Un’altra causa certa furono i miglioramenti dell’igiene personale e collettiva, dovuti all’estensione dei sistemi fognari, ma anche al diffondersi di saponi a basso costo, grazie al progresso della chimica (scoperta del processo di fabbricazione della soda), nonché all’uso crescente del cotone negli indumenti: i panni di cotone sono più facili da lavare di quelli di lana e possono essere cambiati più di frequente; grazie ad una maggiore attenzione agli aspetti dell’igiene, si ridussero i rischi di contagio e scomparve quasi del tutto il colera, causa prima di tanti decessi.

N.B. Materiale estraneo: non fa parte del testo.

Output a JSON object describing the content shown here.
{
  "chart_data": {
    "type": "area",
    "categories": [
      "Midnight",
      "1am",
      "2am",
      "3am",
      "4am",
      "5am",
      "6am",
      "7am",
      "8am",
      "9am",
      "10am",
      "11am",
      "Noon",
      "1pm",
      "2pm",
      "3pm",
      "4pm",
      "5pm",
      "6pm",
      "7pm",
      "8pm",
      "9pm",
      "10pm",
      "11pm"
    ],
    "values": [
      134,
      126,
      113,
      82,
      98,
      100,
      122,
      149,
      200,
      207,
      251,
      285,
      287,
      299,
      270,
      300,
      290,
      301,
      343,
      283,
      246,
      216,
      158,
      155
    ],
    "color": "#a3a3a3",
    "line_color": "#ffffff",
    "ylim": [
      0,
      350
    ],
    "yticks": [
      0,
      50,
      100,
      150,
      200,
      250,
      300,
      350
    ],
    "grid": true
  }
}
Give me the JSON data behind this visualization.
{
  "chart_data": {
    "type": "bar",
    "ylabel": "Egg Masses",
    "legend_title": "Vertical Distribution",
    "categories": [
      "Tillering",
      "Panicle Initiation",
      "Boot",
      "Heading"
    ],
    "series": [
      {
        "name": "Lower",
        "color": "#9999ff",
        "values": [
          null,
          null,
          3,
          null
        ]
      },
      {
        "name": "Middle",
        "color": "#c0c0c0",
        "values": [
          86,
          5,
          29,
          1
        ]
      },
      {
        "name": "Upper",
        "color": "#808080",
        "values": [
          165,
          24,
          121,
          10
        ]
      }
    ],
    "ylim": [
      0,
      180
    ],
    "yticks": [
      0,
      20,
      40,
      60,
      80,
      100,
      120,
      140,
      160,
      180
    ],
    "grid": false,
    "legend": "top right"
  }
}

Vogliamo aggiungerci la scoperta di un medico scozzese, Edward Jenner? Nel 1796 Jenner sperimenta e diffonde l’uso del vaccino contro il vaiolo, uno dei flagelli di quei tempi, riducendo così sensibilmente la mortalità, soprattutto infantile.
Insieme all’aumento della popolazione, cambia la sua distribuzione; abbiamo già parlato del crollo della popolazione rurale dovuto all’estendersi delle enclosures: i “cottagers”, abituati a vivere sui terreni comunitari rimangono senza mezzi di sussistenza, di più viene a loro mancare anche l’unico tipo di welfare esistente nel medioevo, quello provvisto dai monasteri che offrivano un pasto a chiunque si presentasse alla loro porta, a volte prestavano anche assistenza medica. Tutta questa fascia di popolazione è quindi costretta a migrare verso le città, affidandosi ai sussidi pubblici stanziati dai comuni: anche gli yeomen, i liberi coltivatori, rovinati dalla concorrenza delle enclosures, più vaste e più efficienti, trovano alla fine conveniente vendere il loro campicello, magari per avviare con il ricavato una piccola attività industriale in ambito urbano.
In questo modo, una ingente forza da lavoro mobile, disposta a tutto per sopravvivere, è pronta a fornire le braccia richieste dalla industria nascente.